At least it was a plastic BB. Randy had copper BBs and Bobby had plastic BBs at that point. The plastic ones didn't hurt that much. The copper ones could do some real damage, though, as I saw the next week when I found myself out on “target practice.” We were on our way to Bridgehampton to walk around. Me, Randy driving, Clive, and NP Then Randy pulled into the parking lot of Mashashimuet Park.

“I thought we were going to Bridgehampton,” I said.

“After we go shooting,” Randy said. He slipped the car keys into his pocket.

We walked into the trails behind the park. NP carried a moldy cardboard box. When I asked him what was inside he said, “That would be telling.” I followed behind Randy and NP, and ahead of Clive, according to a beloved survivor scenario from the old days. The trails, you see, were maintained by the wheels of pickups, motorbikes, and ATVs, which ground down foolhardy weeds, churned up the dirt, and snapped off the branches of the sad oaks and sticker bushes to the side. Where the trails opened into small clearings, we discovered proof of older kid/redneck presence — old beer cans and cigarette butts, sure, but also shotgun shells.

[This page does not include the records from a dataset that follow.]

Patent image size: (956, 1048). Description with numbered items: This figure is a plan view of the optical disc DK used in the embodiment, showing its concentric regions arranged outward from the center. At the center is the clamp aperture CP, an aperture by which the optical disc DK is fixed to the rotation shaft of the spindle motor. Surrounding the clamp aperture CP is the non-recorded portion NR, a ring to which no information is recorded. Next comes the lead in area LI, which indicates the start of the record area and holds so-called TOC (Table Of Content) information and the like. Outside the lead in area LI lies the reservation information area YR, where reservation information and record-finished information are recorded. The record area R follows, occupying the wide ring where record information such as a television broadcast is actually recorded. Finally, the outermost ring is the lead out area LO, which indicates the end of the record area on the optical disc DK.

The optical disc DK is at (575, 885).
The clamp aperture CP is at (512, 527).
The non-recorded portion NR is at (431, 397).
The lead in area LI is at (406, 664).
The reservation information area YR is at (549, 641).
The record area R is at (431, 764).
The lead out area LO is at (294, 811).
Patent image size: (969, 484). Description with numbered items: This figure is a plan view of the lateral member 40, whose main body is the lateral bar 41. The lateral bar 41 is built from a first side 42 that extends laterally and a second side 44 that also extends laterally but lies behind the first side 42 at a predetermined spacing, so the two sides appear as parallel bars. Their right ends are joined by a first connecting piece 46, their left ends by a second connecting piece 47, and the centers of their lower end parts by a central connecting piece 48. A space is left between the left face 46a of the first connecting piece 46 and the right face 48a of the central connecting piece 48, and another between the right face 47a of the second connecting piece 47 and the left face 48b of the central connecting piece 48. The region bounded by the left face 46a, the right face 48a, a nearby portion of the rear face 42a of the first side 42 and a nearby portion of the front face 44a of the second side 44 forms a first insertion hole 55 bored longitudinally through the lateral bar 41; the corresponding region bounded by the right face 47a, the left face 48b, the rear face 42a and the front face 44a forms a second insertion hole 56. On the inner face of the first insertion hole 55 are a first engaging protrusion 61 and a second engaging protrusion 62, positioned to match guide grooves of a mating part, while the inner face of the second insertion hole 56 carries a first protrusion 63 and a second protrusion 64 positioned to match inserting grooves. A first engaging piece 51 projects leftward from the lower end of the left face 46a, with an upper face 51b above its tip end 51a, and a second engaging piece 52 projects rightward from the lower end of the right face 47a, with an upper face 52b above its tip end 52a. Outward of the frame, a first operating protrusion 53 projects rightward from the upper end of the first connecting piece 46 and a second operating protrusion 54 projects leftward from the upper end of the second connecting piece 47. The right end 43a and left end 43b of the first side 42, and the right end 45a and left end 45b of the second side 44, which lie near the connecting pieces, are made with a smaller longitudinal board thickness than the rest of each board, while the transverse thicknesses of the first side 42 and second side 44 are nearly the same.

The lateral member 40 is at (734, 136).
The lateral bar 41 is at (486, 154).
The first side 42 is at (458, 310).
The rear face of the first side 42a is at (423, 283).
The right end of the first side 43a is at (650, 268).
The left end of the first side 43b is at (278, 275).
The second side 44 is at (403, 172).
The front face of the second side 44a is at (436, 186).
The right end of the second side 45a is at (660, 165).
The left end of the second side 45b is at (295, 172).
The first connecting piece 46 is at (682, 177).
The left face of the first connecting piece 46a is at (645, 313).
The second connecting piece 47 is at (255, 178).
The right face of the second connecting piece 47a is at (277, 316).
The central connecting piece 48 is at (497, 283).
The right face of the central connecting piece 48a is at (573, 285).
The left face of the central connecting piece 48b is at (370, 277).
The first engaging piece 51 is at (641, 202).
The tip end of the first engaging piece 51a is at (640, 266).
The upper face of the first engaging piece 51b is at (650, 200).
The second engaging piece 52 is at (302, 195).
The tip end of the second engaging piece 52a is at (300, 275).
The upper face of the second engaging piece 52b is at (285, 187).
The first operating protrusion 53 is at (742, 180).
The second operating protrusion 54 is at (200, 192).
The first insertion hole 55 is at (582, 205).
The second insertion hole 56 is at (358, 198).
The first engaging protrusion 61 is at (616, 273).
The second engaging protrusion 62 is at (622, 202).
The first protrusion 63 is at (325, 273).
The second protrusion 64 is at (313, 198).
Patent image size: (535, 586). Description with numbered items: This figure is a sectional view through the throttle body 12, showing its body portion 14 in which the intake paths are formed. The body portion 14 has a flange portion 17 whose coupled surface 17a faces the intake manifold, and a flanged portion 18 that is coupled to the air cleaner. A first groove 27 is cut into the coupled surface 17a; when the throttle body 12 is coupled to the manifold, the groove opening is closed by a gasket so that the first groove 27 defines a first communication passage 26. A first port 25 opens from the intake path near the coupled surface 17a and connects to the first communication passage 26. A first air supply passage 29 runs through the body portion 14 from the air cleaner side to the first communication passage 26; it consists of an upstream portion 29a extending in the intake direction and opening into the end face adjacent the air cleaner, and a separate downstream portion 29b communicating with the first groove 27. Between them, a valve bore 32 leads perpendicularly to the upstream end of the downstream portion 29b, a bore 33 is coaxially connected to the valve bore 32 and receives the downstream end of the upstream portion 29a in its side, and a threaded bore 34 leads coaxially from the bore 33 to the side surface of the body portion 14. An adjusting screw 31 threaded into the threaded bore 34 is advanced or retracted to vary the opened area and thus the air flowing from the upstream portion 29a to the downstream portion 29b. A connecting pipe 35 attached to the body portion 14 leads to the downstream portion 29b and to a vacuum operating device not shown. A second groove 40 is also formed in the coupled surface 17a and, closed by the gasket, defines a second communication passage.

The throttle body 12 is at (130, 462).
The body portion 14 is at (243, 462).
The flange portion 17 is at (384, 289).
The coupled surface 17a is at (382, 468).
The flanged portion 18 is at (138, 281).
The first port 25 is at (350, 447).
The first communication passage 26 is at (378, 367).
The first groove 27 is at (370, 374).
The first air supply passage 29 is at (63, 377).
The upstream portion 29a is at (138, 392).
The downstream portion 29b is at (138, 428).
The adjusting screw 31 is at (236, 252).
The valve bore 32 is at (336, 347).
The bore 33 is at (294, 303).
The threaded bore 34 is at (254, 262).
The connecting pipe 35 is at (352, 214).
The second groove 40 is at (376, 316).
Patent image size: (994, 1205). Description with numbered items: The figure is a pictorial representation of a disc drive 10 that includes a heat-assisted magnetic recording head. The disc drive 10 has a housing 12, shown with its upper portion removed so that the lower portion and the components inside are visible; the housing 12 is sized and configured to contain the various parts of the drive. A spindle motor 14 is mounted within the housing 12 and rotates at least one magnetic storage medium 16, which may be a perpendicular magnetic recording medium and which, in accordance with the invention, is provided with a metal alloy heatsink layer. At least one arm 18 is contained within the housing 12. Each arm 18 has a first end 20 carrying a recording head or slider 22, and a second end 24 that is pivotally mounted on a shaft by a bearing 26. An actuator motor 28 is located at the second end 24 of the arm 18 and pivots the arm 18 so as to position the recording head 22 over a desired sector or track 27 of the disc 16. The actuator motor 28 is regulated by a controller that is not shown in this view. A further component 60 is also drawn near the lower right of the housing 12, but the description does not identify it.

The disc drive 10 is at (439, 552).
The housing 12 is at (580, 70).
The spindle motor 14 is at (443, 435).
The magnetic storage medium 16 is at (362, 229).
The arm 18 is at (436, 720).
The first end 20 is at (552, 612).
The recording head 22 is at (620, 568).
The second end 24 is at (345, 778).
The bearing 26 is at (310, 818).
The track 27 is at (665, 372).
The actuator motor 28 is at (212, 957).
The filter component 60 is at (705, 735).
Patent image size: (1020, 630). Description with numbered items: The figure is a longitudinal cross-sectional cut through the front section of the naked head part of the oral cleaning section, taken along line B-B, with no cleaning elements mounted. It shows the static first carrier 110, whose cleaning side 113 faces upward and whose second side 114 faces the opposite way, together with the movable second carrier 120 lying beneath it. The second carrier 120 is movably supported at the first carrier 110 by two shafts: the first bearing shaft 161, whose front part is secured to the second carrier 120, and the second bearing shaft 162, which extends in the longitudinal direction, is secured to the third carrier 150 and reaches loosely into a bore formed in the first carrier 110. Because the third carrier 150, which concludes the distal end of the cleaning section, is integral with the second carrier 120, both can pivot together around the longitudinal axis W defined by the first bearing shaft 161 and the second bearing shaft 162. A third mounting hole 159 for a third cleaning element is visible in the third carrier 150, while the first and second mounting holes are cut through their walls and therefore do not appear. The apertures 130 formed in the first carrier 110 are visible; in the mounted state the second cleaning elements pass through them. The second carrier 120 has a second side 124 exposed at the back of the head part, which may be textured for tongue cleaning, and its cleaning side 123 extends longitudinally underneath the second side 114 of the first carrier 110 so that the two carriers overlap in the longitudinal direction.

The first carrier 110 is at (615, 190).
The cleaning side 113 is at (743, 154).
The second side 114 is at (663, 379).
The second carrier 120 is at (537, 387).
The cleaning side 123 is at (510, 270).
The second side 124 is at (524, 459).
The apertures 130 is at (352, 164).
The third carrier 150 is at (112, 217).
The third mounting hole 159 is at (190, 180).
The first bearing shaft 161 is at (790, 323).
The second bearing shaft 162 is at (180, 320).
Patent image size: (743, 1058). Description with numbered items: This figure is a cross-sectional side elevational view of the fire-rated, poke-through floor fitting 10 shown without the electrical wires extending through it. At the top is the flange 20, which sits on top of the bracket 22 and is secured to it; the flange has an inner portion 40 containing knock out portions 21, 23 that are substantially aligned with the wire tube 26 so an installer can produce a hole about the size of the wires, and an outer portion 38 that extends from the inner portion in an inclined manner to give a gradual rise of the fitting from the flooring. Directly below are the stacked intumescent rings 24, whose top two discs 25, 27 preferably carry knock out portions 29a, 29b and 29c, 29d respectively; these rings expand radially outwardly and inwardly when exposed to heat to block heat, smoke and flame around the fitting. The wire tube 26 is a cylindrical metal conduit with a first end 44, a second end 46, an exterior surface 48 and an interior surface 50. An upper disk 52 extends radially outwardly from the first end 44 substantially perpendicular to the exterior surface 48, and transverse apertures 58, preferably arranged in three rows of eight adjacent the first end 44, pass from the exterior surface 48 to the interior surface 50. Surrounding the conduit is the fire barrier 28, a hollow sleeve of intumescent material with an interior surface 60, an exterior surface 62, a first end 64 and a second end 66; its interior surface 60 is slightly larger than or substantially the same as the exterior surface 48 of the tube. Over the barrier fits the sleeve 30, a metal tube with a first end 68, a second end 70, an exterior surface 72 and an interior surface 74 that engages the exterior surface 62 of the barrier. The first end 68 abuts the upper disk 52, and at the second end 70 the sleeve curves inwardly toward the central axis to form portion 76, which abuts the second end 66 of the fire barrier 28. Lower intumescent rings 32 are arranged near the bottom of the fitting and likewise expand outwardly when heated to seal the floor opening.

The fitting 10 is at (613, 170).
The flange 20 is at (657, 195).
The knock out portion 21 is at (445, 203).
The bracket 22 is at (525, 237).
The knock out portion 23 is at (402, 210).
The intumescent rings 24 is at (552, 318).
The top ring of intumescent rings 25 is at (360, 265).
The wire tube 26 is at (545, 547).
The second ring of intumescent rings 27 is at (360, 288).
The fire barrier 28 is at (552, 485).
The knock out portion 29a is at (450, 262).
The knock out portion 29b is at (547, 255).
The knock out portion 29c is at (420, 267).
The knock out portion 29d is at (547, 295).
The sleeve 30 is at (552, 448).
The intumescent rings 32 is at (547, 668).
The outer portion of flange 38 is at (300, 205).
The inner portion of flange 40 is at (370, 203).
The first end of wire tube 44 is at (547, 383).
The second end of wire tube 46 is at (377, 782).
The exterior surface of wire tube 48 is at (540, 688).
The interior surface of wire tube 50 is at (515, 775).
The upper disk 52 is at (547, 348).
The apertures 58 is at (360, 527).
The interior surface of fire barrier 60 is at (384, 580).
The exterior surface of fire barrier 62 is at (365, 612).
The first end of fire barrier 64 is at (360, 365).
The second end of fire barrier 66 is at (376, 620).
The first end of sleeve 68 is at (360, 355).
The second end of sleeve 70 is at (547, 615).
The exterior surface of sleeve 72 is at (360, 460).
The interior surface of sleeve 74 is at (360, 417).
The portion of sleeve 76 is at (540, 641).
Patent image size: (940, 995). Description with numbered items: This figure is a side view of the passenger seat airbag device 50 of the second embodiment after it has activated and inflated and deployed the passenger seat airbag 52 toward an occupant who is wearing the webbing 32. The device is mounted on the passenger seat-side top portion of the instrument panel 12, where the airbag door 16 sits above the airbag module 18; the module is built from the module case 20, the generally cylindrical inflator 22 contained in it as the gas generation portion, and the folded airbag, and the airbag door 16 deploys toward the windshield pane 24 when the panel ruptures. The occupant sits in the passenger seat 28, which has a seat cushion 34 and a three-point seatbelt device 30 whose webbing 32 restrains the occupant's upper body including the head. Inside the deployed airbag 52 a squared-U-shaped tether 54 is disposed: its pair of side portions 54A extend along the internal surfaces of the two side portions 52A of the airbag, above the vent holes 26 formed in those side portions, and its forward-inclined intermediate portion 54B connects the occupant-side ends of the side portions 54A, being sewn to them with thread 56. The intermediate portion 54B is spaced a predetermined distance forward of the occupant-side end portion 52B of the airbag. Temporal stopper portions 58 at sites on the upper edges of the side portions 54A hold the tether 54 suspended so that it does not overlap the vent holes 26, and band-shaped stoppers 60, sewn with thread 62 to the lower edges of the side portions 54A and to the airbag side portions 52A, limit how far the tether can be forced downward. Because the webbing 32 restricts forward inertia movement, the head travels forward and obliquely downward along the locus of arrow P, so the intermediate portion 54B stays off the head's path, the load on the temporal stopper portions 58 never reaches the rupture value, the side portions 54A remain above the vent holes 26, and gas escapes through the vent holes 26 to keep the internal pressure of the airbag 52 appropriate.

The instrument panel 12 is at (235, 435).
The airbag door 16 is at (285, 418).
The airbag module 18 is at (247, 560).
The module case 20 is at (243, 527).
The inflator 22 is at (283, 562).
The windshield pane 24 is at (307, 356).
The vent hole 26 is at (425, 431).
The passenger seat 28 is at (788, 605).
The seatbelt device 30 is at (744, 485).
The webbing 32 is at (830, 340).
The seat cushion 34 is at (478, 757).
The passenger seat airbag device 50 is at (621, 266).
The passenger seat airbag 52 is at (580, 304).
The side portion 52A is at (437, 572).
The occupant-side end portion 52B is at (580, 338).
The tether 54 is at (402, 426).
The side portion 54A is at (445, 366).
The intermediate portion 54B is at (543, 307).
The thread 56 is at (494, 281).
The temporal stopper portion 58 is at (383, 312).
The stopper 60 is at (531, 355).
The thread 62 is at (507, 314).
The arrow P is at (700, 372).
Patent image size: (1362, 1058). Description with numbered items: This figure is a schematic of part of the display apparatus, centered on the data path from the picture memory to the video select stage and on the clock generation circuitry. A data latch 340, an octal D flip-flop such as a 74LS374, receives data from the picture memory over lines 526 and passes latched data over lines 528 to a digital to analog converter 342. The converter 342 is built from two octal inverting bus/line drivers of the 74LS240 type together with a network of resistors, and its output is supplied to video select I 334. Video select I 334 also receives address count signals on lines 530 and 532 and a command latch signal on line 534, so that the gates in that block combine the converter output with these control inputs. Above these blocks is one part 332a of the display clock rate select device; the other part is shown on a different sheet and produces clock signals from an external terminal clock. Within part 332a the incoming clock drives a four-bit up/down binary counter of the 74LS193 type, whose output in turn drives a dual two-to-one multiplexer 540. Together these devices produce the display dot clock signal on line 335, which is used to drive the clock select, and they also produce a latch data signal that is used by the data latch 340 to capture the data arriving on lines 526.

The woods between towns were the domain of good old boys and their good-old-boy inclinations. Out of reach of the law, out of earshot, they could get down to the business of shootin' things. We never in all our summers came across another soul out there, but such a thing was just a matter of time, surely. Walk toward the rear of the pack but ahead of the last guy, and you had insulating bodies to protect you in case of ambush.